Für den kleinen Hunger ist ebenfalls gesorgt, da auch auf die "Brotzeitn" nicht verzichtet wird. Da man dabei einen wunderbaren Ausblick von der Terrasse aus genießen kann, sind vor allem diese Plätze im Außenbereich sehr begehrt und können im Sommer schon einmal knapp werden. Daher spekuliert Hütz mit dem Gedanken, die Terrasse zu erweitern. Das sollten vorerst aber die einzigen Umbaumaßnahmen bleiben.

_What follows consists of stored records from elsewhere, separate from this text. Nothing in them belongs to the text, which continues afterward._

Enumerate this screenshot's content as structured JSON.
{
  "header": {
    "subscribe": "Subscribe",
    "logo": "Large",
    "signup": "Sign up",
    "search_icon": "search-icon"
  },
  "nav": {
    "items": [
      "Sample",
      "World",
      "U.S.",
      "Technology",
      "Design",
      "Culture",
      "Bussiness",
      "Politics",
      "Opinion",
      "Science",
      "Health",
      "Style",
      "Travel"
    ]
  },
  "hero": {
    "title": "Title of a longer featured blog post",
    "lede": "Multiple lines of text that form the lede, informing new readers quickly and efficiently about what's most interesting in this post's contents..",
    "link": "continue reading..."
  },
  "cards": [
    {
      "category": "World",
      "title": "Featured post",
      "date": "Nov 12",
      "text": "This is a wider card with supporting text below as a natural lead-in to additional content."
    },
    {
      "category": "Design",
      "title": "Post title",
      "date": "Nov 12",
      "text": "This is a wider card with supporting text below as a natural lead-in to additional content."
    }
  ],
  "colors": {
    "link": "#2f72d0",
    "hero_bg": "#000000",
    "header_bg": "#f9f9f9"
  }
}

Auch bei Familie Andres war die Küche Männersache. "Wast wusste nicht, wie viel a Halbe Bier gekostet hat und i hab net gewusst, wie lang a Schweinsbraten braucht." Jeder habe seinen Bereich gehabt und sich nicht reingeredet, so Ilona Andres. Wie sich zeigt, hat sich das gut bewährt. So sei Familie Andres auch bereit, den "Jungen" Tipps zur Führung des Wirtshauses zu geben, sofern sie das wollen, versichert die ehemalige Wirtin der neuen Pächterin Bettina Hofstetter. Kinder und Beruf zu organisieren, sei nicht immer leicht, wie sie selbst aus Erfahrung weiß. Da der kleine Philipp, mit dreieinhalb Jahren der ältere der beiden Söhne von Hütz und Hofstetter, schon fleißig mithelfen möchte, sollte das aber kein Problem sein. Und wenn es doch zu stressig werden sollte, bietet sich immer noch Ilona Andres an, um auf Philipp und dessen kleineren Bruder Gabriel aufzupassen. So sitzen drei Generationen an einem Tisch beisammen - so vertraut, als würde man sich schon ewig kennen. Familie Andres ist froh, das Wirtshaus bei Manuel Hütz und Bettina Hofstetter in guten Händen zu wissen. Die Stammgäste seien auch erleichtert gewesen, dass die "Gass" traditionell weitergeführt werde. Sie seien auch sehr bemüht darum, die Stammgäste zu halten, versichert Hofstetter. "Das war immer eine sehr gesellige Runde, die ich sehr vermissen werde", sagt Ilona Andres. Für sie und ihren Mann wird es eine große Umstellung werden, nicht mehr jeden Tag in der Gaststube zu stehen. "Denn unser Leben hat sich hier abgespielt". Sie freut sich nun aber auf das Garteln und darauf, sich für andere wichtige Dinge, die oft zu kurz gekommen sind, Zeit nehmen.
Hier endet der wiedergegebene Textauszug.